The following review has a minor spoiler
Hugo has many great touches to it. Scorsese and his longtime editor Thelma Schoonmaker are adept at giving his movie great touches. There is a moment where Isabella falls down amongst a sea of people and they walk over her is extraordinary. The moment where Hugo jumps down onto the train tracks to retrieve a key somehow breathes suspense into a scene where only cynics could believe anything bad could happen. Scorsese’s films are always a cut above the rest because of these little touches.
And yet, the writing isn’t the greatest. It isn’t that there is anything bad in the writing, but that the writing itself isn’t wholly inspiring. That is the great thing about Scorsese: even in a movie where some characters make turns that don’t feel genuine, or know things they can’t know (how does Papa Georges know that Hugo knows the book isn’t burned?), Scorsese’s visual flair and Schoonmaker’s editorial finesse make the flaws fall by the wayside.
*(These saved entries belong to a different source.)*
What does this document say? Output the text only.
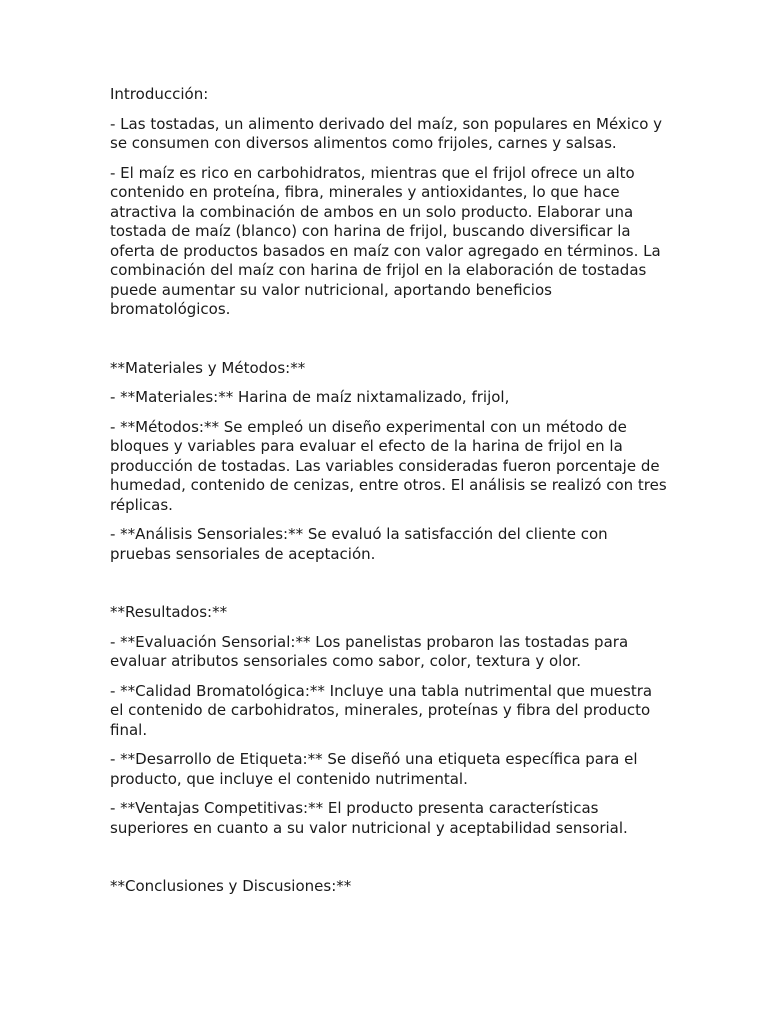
Introducción:

- Las tostadas, un alimento derivado del maíz, son populares en México y se consumen con diversos alimentos como frijoles, carnes y salsas.

- El maíz es rico en carbohidratos, mientras que el frijol ofrece un alto contenido en proteína, fibra, minerales y antioxidantes, lo que hace atractiva la combinación de ambos en un solo producto. Elaborar una tostada de maíz (blanco) con harina de frijol, buscando diversificar la oferta de productos basados en maíz con valor agregado en términos. La combinación del maíz con harina de frijol en la elaboración de tostadas puede aumentar su valor nutricional, aportando beneficios bromatológicos.

**Materiales y Métodos:**

- **Materiales:** Harina de maíz nixtamalizado, frijol,

- **Métodos:** Se empleó un diseño experimental con un método de bloques y variables para evaluar el efecto de la harina de frijol en la producción de tostadas. Las variables consideradas fueron porcentaje de humedad, contenido de cenizas, entre otros. El análisis se realizó con tres réplicas.

- **Análisis Sensoriales:** Se evaluó la satisfacción del cliente con pruebas sensoriales de aceptación.

**Resultados:**

- **Evaluación Sensorial:** Los panelistas probaron las tostadas para evaluar atributos sensoriales como sabor, color, textura y olor.

- **Calidad Bromatológica:** Incluye una tabla nutrimental que muestra el contenido de carbohidratos, minerales, proteínas y fibra del producto final.

- **Desarrollo de Etiqueta:** Se diseñó una etiqueta específica para el producto, que incluye el contenido nutrimental.

- **Ventajas Competitivas:** El producto presenta características superiores en cuanto a su valor nutricional y aceptabilidad sensorial.

**Conclusiones y Discusiones:**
The love of early cinema is everywhere in the visuals. In other 3D movies, the fake backgrounds look like fake backgrounds. In Hugo, the backgrounds still look fake, but somehow they look like old-fashioned matte paintings, albeit ones that are moving and in 3D. The train windows are tinted so as to make the trains themselves look sepia-toned. 3D movies were not invented by Mr. Scorsese, but they were clearly invented for him.